Today I was reading an article about a school district's efforts to restrict the usage of MP3 players, video games, and cell phones on campus.

In the article, the author mentioned a disturbing trend in New York... "In New York City, public schools have long banned cell phones. Last spring, schools and police cracked down further by using mobile metal detectors in part to snuff out cell phones and iPods."

Mobile metal detectors can kill consumer electronics? That's what "snuff out" means. It originally meant to put out the flame on a candle, but has become a euphemism for murder.

Now, I think the reporter meant "sniff out". It's a much more apropos term, and "snuff" would be a very understandable typo for "sniff", since I and U are right next to each other on a QWERTY keyboard.
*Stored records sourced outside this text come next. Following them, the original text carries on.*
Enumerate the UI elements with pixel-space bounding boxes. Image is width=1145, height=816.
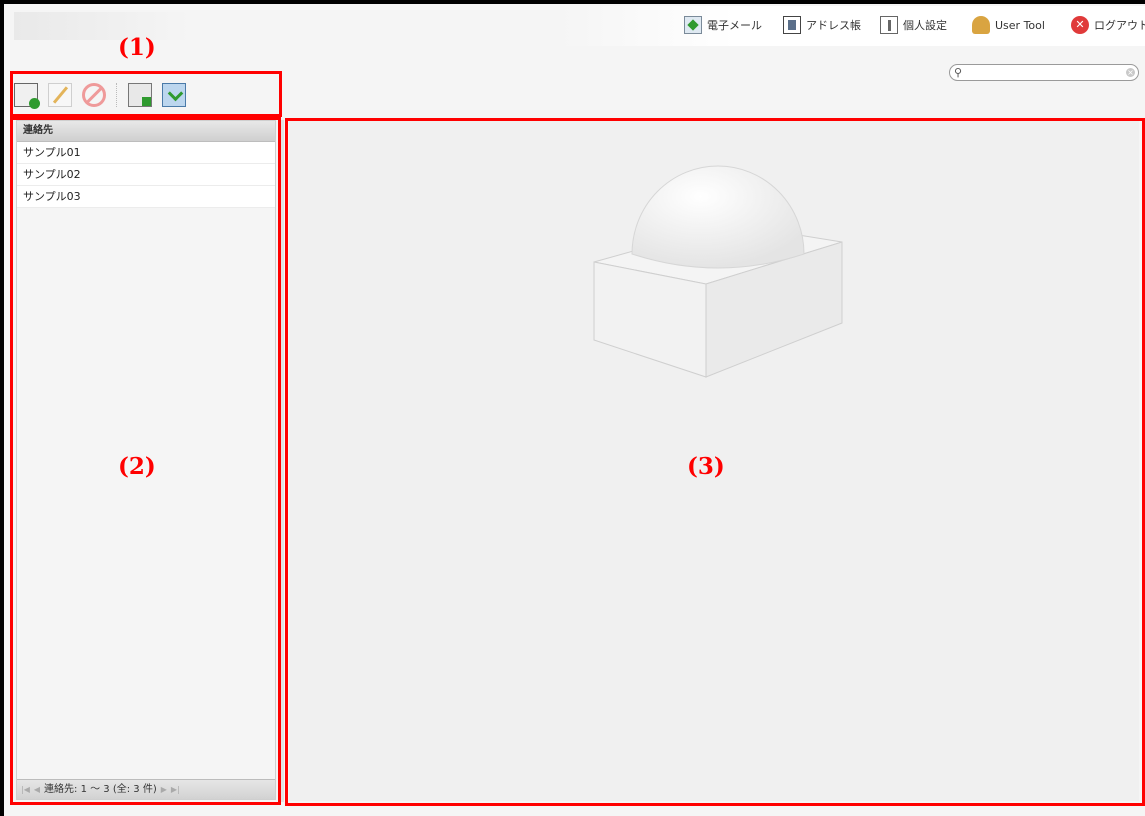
nav-user-tool-label: User Tool bbox=[995, 18, 1045, 32]
search-icon: ⚲ bbox=[954, 66, 963, 79]
nav-user-tool[interactable]: User Tool bbox=[972, 14, 1045, 36]
callout-2: (2) bbox=[118, 453, 156, 480]
search-box[interactable]: ⚲ × bbox=[949, 64, 1139, 81]
logout-icon: ✕ bbox=[1071, 16, 1089, 34]
mail-icon bbox=[684, 16, 702, 34]
nav-email-label: 電子メール bbox=[707, 19, 762, 32]
nav-personal-settings[interactable]: 個人設定 bbox=[880, 14, 947, 36]
search-input[interactable] bbox=[968, 66, 1118, 79]
nav-address-book-label: アドレス帳 bbox=[806, 19, 861, 32]
app-logo bbox=[14, 12, 190, 40]
personal-settings-icon bbox=[880, 16, 898, 34]
nav-logout[interactable]: ✕ ログアウト bbox=[1071, 14, 1145, 36]
nav-address-book[interactable]: アドレス帳 bbox=[783, 14, 861, 36]
highlight-box-1 bbox=[10, 71, 282, 117]
callout-3: (3) bbox=[687, 453, 725, 480]
nav-personal-settings-label: 個人設定 bbox=[903, 19, 947, 32]
callout-1: (1) bbox=[118, 34, 156, 61]
user-tool-icon bbox=[972, 16, 990, 34]
address-book-icon bbox=[783, 16, 801, 34]
clear-search-icon[interactable]: × bbox=[1126, 68, 1135, 77]
nav-email[interactable]: 電子メール bbox=[684, 14, 762, 36]
nav-logout-label: ログアウト bbox=[1094, 19, 1145, 32]
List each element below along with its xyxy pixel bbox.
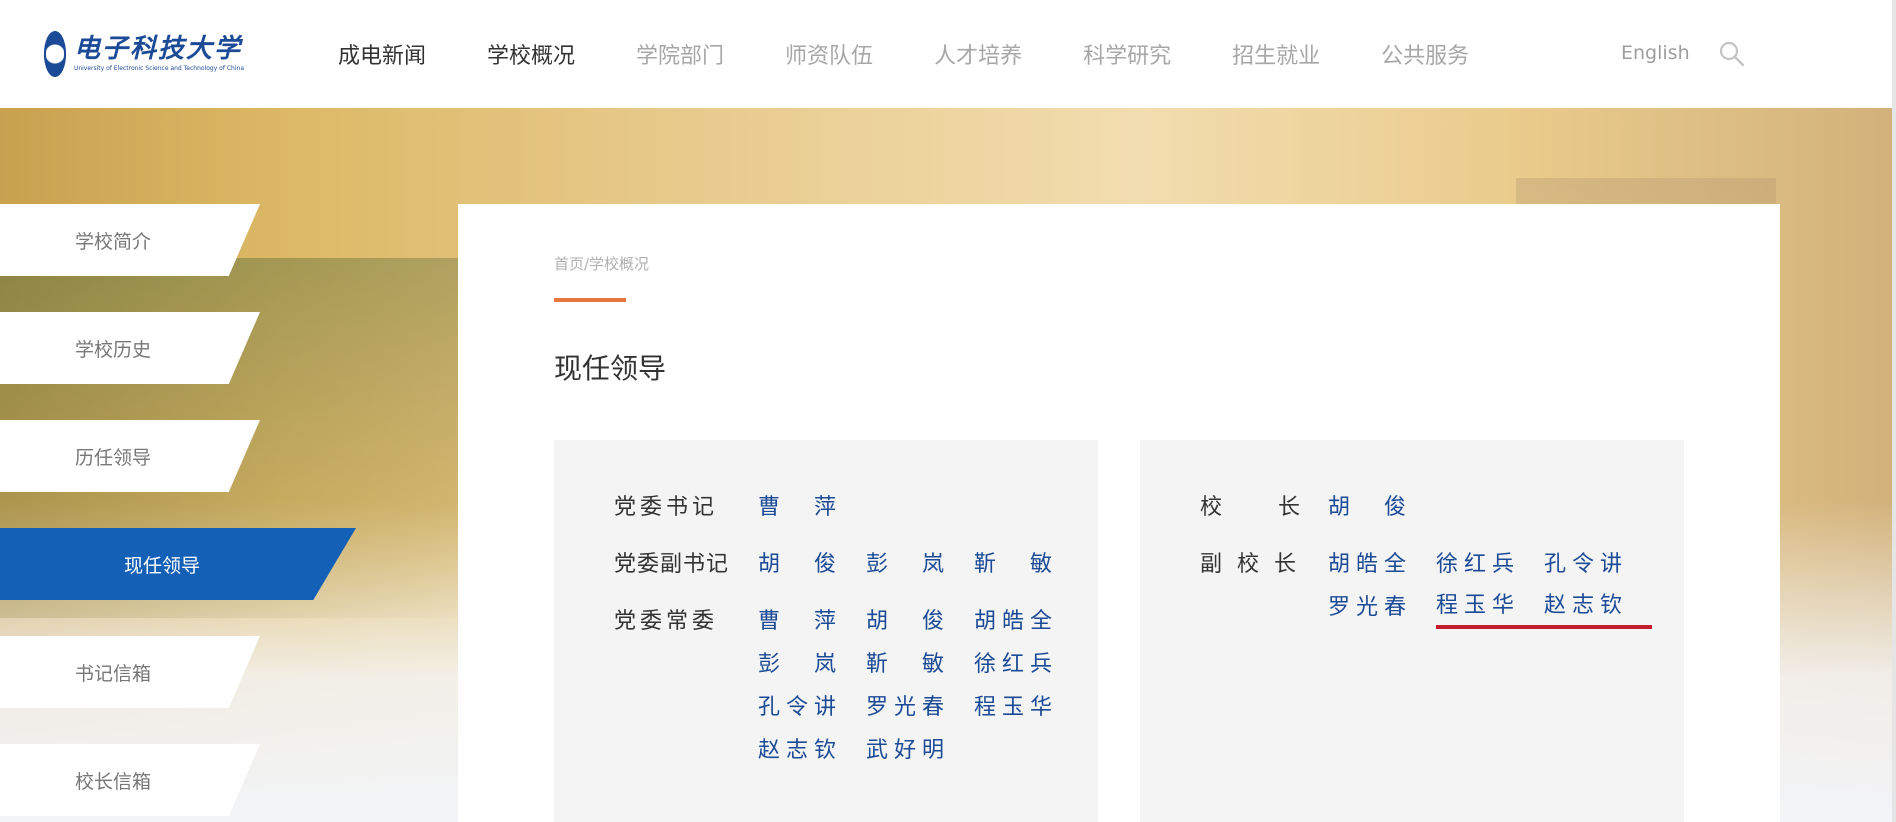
sidebar-item-label: 书记信箱: [75, 662, 152, 685]
role-label: 校 长: [1200, 495, 1305, 520]
leader-name-link[interactable]: 胡 俊: [866, 600, 974, 643]
breadcrumb-accent-bar: [554, 298, 626, 302]
nav-item-overview[interactable]: 学校概况: [487, 38, 575, 70]
leader-name-link[interactable]: 靳 敏: [974, 543, 1082, 586]
role-label: 党委常委: [614, 609, 719, 634]
leader-name-link[interactable]: 徐红兵: [1436, 543, 1544, 586]
leader-name-link[interactable]: 罗光春: [1328, 586, 1436, 629]
leader-name-link[interactable]: 胡皓全: [974, 600, 1082, 643]
leader-name-link[interactable]: 武好明: [866, 729, 974, 772]
leader-name-link[interactable]: 靳 敏: [866, 643, 974, 686]
role-label: 党委书记: [614, 495, 719, 520]
main-nav: 成电新闻 学校概况 学院部门 师资队伍 人才培养 科学研究 招生就业 公共服务: [338, 38, 1530, 70]
leader-name-link[interactable]: 孔令讲: [1544, 543, 1652, 586]
logo-cn: 电子科技大学: [73, 34, 242, 64]
row-vice-president: 副 校 长 胡皓全 徐红兵 孔令讲 罗光春 程玉华 赵志钦: [1200, 543, 1668, 629]
english-link[interactable]: English: [1621, 42, 1690, 64]
leader-name-link[interactable]: 胡 俊: [1328, 486, 1436, 529]
search-icon[interactable]: [1718, 40, 1746, 68]
leader-name-link[interactable]: 徐红兵: [974, 643, 1082, 686]
content-card: 首页/学校概况 现任领导 党委书记 曹 萍 党委副书记 胡 俊 彭 岚 靳 敏 …: [458, 204, 1780, 822]
nav-item-research[interactable]: 科学研究: [1083, 38, 1171, 70]
logo-text: 电子科技大学 University of Electronic Science …: [74, 36, 244, 72]
leader-name-link[interactable]: 罗光春: [866, 686, 974, 729]
row-standing-committee: 党委常委 曹 萍 胡 俊 胡皓全 彭 岚 靳 敏 徐红兵 孔令讲 罗光春 程玉华…: [614, 600, 1098, 772]
nav-item-news[interactable]: 成电新闻: [338, 38, 426, 70]
leader-name-link[interactable]: 胡 俊: [758, 543, 866, 586]
sidebar-item-president-mailbox[interactable]: 校长信箱: [0, 744, 260, 816]
leader-name-link[interactable]: 曹 萍: [758, 600, 866, 643]
name-list: 曹 萍 胡 俊 胡皓全 彭 岚 靳 敏 徐红兵 孔令讲 罗光春 程玉华 赵志钦 …: [758, 600, 1098, 772]
leader-name-link[interactable]: 彭 岚: [758, 643, 866, 686]
leader-name-link[interactable]: 程玉华: [974, 686, 1082, 729]
party-committee-panel: 党委书记 曹 萍 党委副书记 胡 俊 彭 岚 靳 敏 党委常委 曹 萍 胡 俊 …: [554, 440, 1098, 822]
sidebar-item-current-leaders[interactable]: 现任领导: [0, 528, 356, 600]
sidebar-item-introduction[interactable]: 学校简介: [0, 204, 260, 276]
sidebar-item-label: 历任领导: [75, 446, 152, 469]
row-party-secretary: 党委书记 曹 萍: [614, 486, 1098, 529]
university-seal-icon: [44, 31, 66, 77]
nav-item-admissions[interactable]: 招生就业: [1232, 38, 1320, 70]
name-list: 胡皓全 徐红兵 孔令讲 罗光春 程玉华 赵志钦: [1328, 543, 1668, 629]
leader-name-link[interactable]: 赵志钦: [758, 729, 866, 772]
sidebar-item-label: 学校历史: [75, 338, 152, 361]
presidents-office-panel: 校 长 胡 俊 副 校 长 胡皓全 徐红兵 孔令讲 罗光春 程玉华 赵志钦: [1140, 440, 1684, 822]
role-label: 副 校 长: [1200, 552, 1300, 577]
sidebar-item-label: 学校简介: [75, 230, 152, 253]
name-list: 胡 俊 彭 岚 靳 敏: [758, 543, 1098, 586]
nav-item-services[interactable]: 公共服务: [1381, 38, 1469, 70]
name-list: 曹 萍: [758, 486, 1098, 529]
page-title: 现任领导: [554, 352, 667, 385]
sidebar-item-label: 现任领导: [124, 554, 201, 577]
header: 电子科技大学 University of Electronic Science …: [0, 0, 1896, 108]
leader-name-link[interactable]: 孔令讲: [758, 686, 866, 729]
logo-en: University of Electronic Science and Tec…: [73, 65, 244, 72]
role-label: 党委副书记: [614, 552, 730, 577]
sidebar-item-label: 校长信箱: [75, 770, 152, 793]
name-list: 胡 俊: [1328, 486, 1668, 529]
nav-item-education[interactable]: 人才培养: [934, 38, 1022, 70]
sidebar-item-history[interactable]: 学校历史: [0, 312, 260, 384]
leader-name-link[interactable]: 曹 萍: [758, 486, 866, 529]
nav-item-departments[interactable]: 学院部门: [636, 38, 724, 70]
sidebar-item-former-leaders[interactable]: 历任领导: [0, 420, 260, 492]
row-president: 校 长 胡 俊: [1200, 486, 1668, 529]
breadcrumb[interactable]: 首页/学校概况: [554, 253, 649, 274]
university-logo[interactable]: 电子科技大学 University of Electronic Science …: [44, 30, 244, 78]
row-deputy-secretary: 党委副书记 胡 俊 彭 岚 靳 敏: [614, 543, 1098, 586]
leader-name-link[interactable]: 程玉华: [1436, 586, 1544, 629]
leader-name-link[interactable]: 赵志钦: [1544, 586, 1652, 629]
sidebar-item-secretary-mailbox[interactable]: 书记信箱: [0, 636, 260, 708]
page-scrollbar[interactable]: [1892, 0, 1896, 822]
nav-item-faculty[interactable]: 师资队伍: [785, 38, 873, 70]
leader-name-link[interactable]: 胡皓全: [1328, 543, 1436, 586]
leader-name-link[interactable]: 彭 岚: [866, 543, 974, 586]
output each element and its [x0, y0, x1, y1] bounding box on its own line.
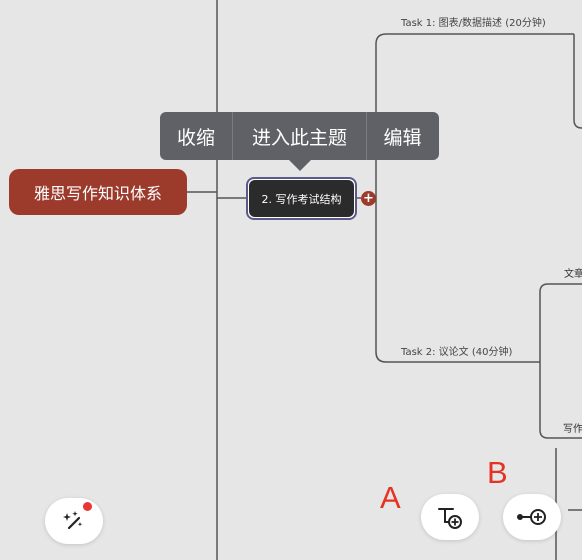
selected-topic-label: 2. 写作考试结构	[249, 180, 354, 217]
context-menu: 收缩 进入此主题 编辑	[160, 112, 439, 160]
add-subtopic-icon	[438, 508, 462, 529]
selected-topic[interactable]: 2. 写作考试结构	[246, 177, 357, 220]
magic-button[interactable]	[45, 498, 103, 544]
add-subtopic-button[interactable]	[421, 494, 479, 540]
edit-menu-item[interactable]: 编辑	[367, 112, 438, 160]
enter-topic-menu-item[interactable]: 进入此主题	[233, 112, 366, 160]
branch-task1-label[interactable]: Task 1: 图表/数据描述 (20分钟)	[401, 14, 546, 29]
branch-partial-label-1[interactable]: 文章	[564, 265, 582, 280]
branch-partial-label-2[interactable]: 写作	[563, 420, 582, 435]
branch-task2-label[interactable]: Task 2: 议论文 (40分钟)	[401, 343, 512, 358]
add-sibling-topic-button[interactable]	[503, 494, 561, 540]
notification-dot	[83, 502, 92, 511]
magic-wand-icon	[63, 511, 83, 530]
collapse-menu-item[interactable]: 收缩	[160, 112, 232, 160]
annotation-a: A	[380, 480, 401, 515]
context-menu-pointer	[289, 160, 311, 171]
annotation-b: B	[487, 455, 508, 490]
root-topic[interactable]: 雅思写作知识体系	[9, 169, 187, 215]
root-topic-label: 雅思写作知识体系	[33, 184, 162, 203]
add-sibling-topic-icon	[517, 509, 546, 525]
add-subtopic-plus-icon[interactable]: +	[361, 191, 376, 206]
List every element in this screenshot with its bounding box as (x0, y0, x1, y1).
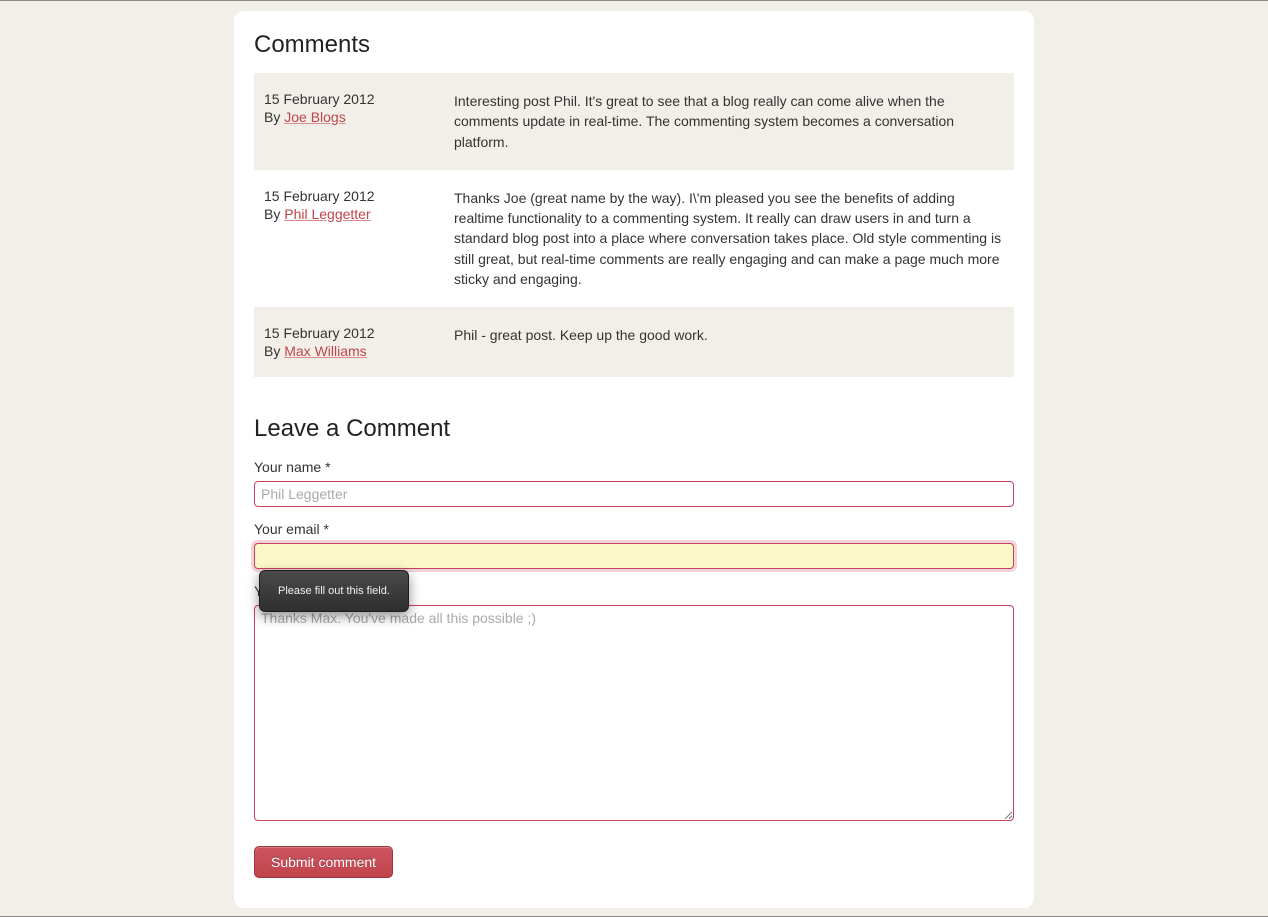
by-prefix: By (264, 206, 280, 222)
email-input[interactable] (254, 543, 1014, 569)
comment-byline: By Joe Blogs (264, 109, 444, 125)
by-prefix: By (264, 343, 280, 359)
comment-item: 15 February 2012 By Joe Blogs Interestin… (254, 73, 1014, 170)
comment-body: Phil - great post. Keep up the good work… (454, 325, 1004, 359)
comment-author-link[interactable]: Max Williams (284, 343, 366, 359)
comment-date: 15 February 2012 (264, 188, 444, 204)
comment-body: Interesting post Phil. It's great to see… (454, 91, 1004, 152)
name-input[interactable] (254, 481, 1014, 507)
email-label: Your email * (254, 521, 1014, 537)
comments-panel: Comments 15 February 2012 By Joe Blogs I… (234, 11, 1034, 908)
comment-item: 15 February 2012 By Max Williams Phil - … (254, 307, 1014, 377)
name-label: Your name * (254, 459, 1014, 475)
comment-item: 15 February 2012 By Phil Leggetter Thank… (254, 170, 1014, 307)
validation-tooltip: Please fill out this field. (259, 570, 409, 612)
comment-textarea[interactable] (254, 605, 1014, 821)
submit-comment-button[interactable]: Submit comment (254, 846, 393, 878)
comment-byline: By Max Williams (264, 343, 444, 359)
email-field-wrapper: Your email * Please fill out this field. (254, 521, 1014, 569)
leave-comment-heading: Leave a Comment (254, 415, 1014, 443)
leave-comment-section: Leave a Comment Your name * Your email *… (254, 415, 1014, 878)
comment-date: 15 February 2012 (264, 325, 444, 341)
comment-meta: 15 February 2012 By Joe Blogs (264, 91, 454, 152)
comment-date: 15 February 2012 (264, 91, 444, 107)
comments-heading: Comments (254, 31, 1014, 59)
comment-author-link[interactable]: Phil Leggetter (284, 206, 370, 222)
comment-meta: 15 February 2012 By Phil Leggetter (264, 188, 454, 289)
name-field-wrapper: Your name * (254, 459, 1014, 507)
comment-byline: By Phil Leggetter (264, 206, 444, 222)
by-prefix: By (264, 109, 280, 125)
comment-author-link[interactable]: Joe Blogs (284, 109, 345, 125)
comment-body: Thanks Joe (great name by the way). I\'m… (454, 188, 1004, 289)
comment-meta: 15 February 2012 By Max Williams (264, 325, 454, 359)
comments-list: 15 February 2012 By Joe Blogs Interestin… (254, 73, 1014, 377)
comment-field-wrapper: Your comment * (254, 583, 1014, 824)
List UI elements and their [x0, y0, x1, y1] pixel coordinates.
I don't bring that up to start evangelizing the Dvorak layout, but to warn against trusting computerized spelling and grammar checkers. They'll catch some of the more obvious errors, but there are times when the error could be a real word that is being used in a grammatically correct manner, but the transposition of those one or two letters has created a totally different meaning.

In this fast-paced world, we tend to rely on computerized tools so much that we end up trusting them too much. And while it slows you down to re-read what you just wrote, I do that with EVERYTHING, be it a simple e-mail or a more complex blog post.

Automated proofreading isn't bad. It's particularly good for catching the small errors we might otherwise gloss over. But it cant catch errors in meaning. It still takes a human to do that... at least for the time being.

UPDATE

Well, more fool me... he meant "snuff out". I just got an e-mail (I'd e-mailed him, he hasn't read this blog) where he clarified it. "Snuff out" does also have a meaning of merely stopping something, less violent than the meaning that immediately came to mind for me (perhaps I watch too many old gangster movies).

He did admit that because of the multiple meanings, it may not have been the best choice of phrase, but it was intentional, not a typo.